The project, “History of Fabulous Las Vegas, Nevada,” began as an idea to show a historical interactive timeline of the Strip casinos.
“We started this project with a relatively small game plan and a quick timetable in mind,” said Andy Samuelson, the Sun’s new media special projects editor. “But the more research we did, the more we realized that in order to do a history project on Las Vegas the right way, you’ve got to include a lot of material.”
During the past few months, the project grew to include such multimedia elements as an 11-part documentary video, several other feature videos including some on casino implosions, slide shows and 360-degree panoramas. Along with stories written just for the project, the history site includes archived stories and photos from the Sun’s newspaper library and other sources.

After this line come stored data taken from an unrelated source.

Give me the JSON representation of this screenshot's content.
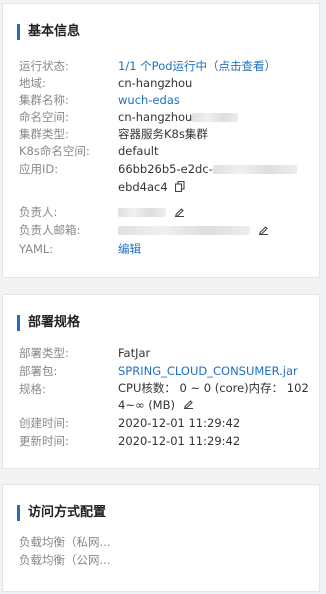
{
  "basic": {
    "title": "基本信息",
    "rows": [
      {
        "label": "运行状态:",
        "value": "1/1 个Pod运行中（点击查看）"
      },
      {
        "label": "地域:",
        "value": "cn-hangzhou"
      },
      {
        "label": "集群名称:",
        "value": "wuch-edas"
      },
      {
        "label": "命名空间:",
        "value": "cn-hangzhou"
      },
      {
        "label": "集群类型:",
        "value": "容器服务K8s集群"
      },
      {
        "label": "K8s命名空间:",
        "value": "default"
      },
      {
        "label": "应用ID:",
        "value_line1": "66bb26b5-e2dc-",
        "value_line2": "ebd4ac4"
      },
      {
        "label": "负责人:",
        "value": ""
      },
      {
        "label": "负责人邮箱:",
        "value": ""
      },
      {
        "label": "YAML:",
        "value": "编辑"
      }
    ]
  },
  "deploy": {
    "title": "部署规格",
    "rows": [
      {
        "label": "部署类型:",
        "value": "FatJar"
      },
      {
        "label": "部署包:",
        "value": "SPRING_CLOUD_CONSUMER.jar"
      },
      {
        "label": "规格:",
        "value_line1": "CPU核数： 0 ~ 0 (core)内存： 102",
        "value_line2": "4~∞ (MB)"
      },
      {
        "label": "创建时间:",
        "value": "2020-12-01 11:29:42"
      },
      {
        "label": "更新时间:",
        "value": "2020-12-01 11:29:42"
      }
    ]
  },
  "access": {
    "title": "访问方式配置",
    "rows": [
      {
        "label": "负载均衡（私网...",
        "value": ""
      },
      {
        "label": "负载均衡（公网...",
        "value": ""
      }
    ]
  },
  "icons": {
    "copy": "copy-icon",
    "edit": "edit-icon"
  },
  "colors": {
    "accent": "#1f6fc4",
    "label": "#888888",
    "text": "#333333"
  }
}
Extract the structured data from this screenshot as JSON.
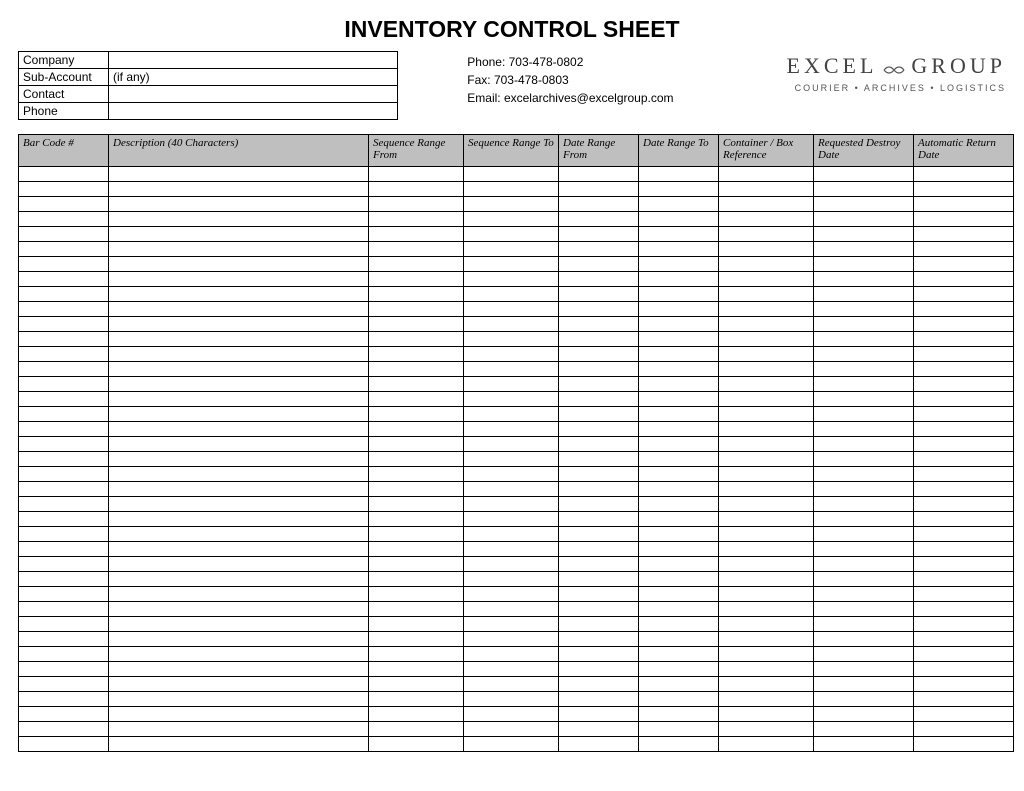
{
  "title": "INVENTORY CONTROL SHEET",
  "info": {
    "company_label": "Company",
    "company_value": "",
    "subaccount_label": "Sub-Account",
    "subaccount_value": "(if any)",
    "contact_label": "Contact",
    "contact_value": "",
    "phone_label": "Phone",
    "phone_value": ""
  },
  "contact": {
    "phone": "Phone: 703-478-0802",
    "fax": "Fax:  703-478-0803",
    "email": "Email: excelarchives@excelgroup.com"
  },
  "logo": {
    "left": "EXCEL",
    "right": "GROUP",
    "tagline": "COURIER • ARCHIVES • LOGISTICS"
  },
  "columns": {
    "barcode": "Bar Code #",
    "description": "Description (40 Characters)",
    "seq_from": "Sequence Range From",
    "seq_to": "Sequence Range To",
    "date_from": "Date Range From",
    "date_to": "Date Range To",
    "container": "Container / Box Reference",
    "destroy": "Requested Destroy Date",
    "return": "Automatic Return Date"
  },
  "row_count": 39
}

“Even though Las Vegas is a relatively young city (103 years old), some of America’s most significant events took place here,” Samuelson said. “On top of all that, the town is constantly changing and reinventing itself — new celebrities and shows come and go.”
But in the city’s rush to grow, some history hasn’t been treated as reverently as it might be in other places.
“Even its most historic buildings aren’t safe, as they are imploded to make way for the next big Strip skyscrapers,” Samuelson said. “That’s not happening in New York or Washington, D.C. Vegas and its history are unique.”
The Sun’s new media staff, including several interns from UNLV, also spent months gathering material from Sun archives and the UNLV special collections library, plus archived TV news video from the Las Vegas News Bureau and KLAS-TV.
The new media staff employed the latest online storytelling techniques to create a nonlinear multimedia experience that lets readers explore the city’s history through many paths.
The trek through time covers the days when Las Vegas was billed as the “Gateway to Hoover Dam,” its time as the best place to view atomic tests, and its rise as the top international destination for gambling and entertainment.
“We are excited to bring the history of Las Vegas to life through our Web site and its multimedia elements,” said Brian Greenspun, the Sun’s president and editor.
“Our staff has been dedicated to this project for months, and thanks to their efforts we have created an incredible story and valuable resource for our city.”
Here are some highlights:
• A cross-referenced mob interactive graphic that shows connections among the mobsters and their links to other cities.
• Steerable, 360-degree panoramas of the Neon Boneyard, a holding area for old neon signs awaiting the building of a museum for them.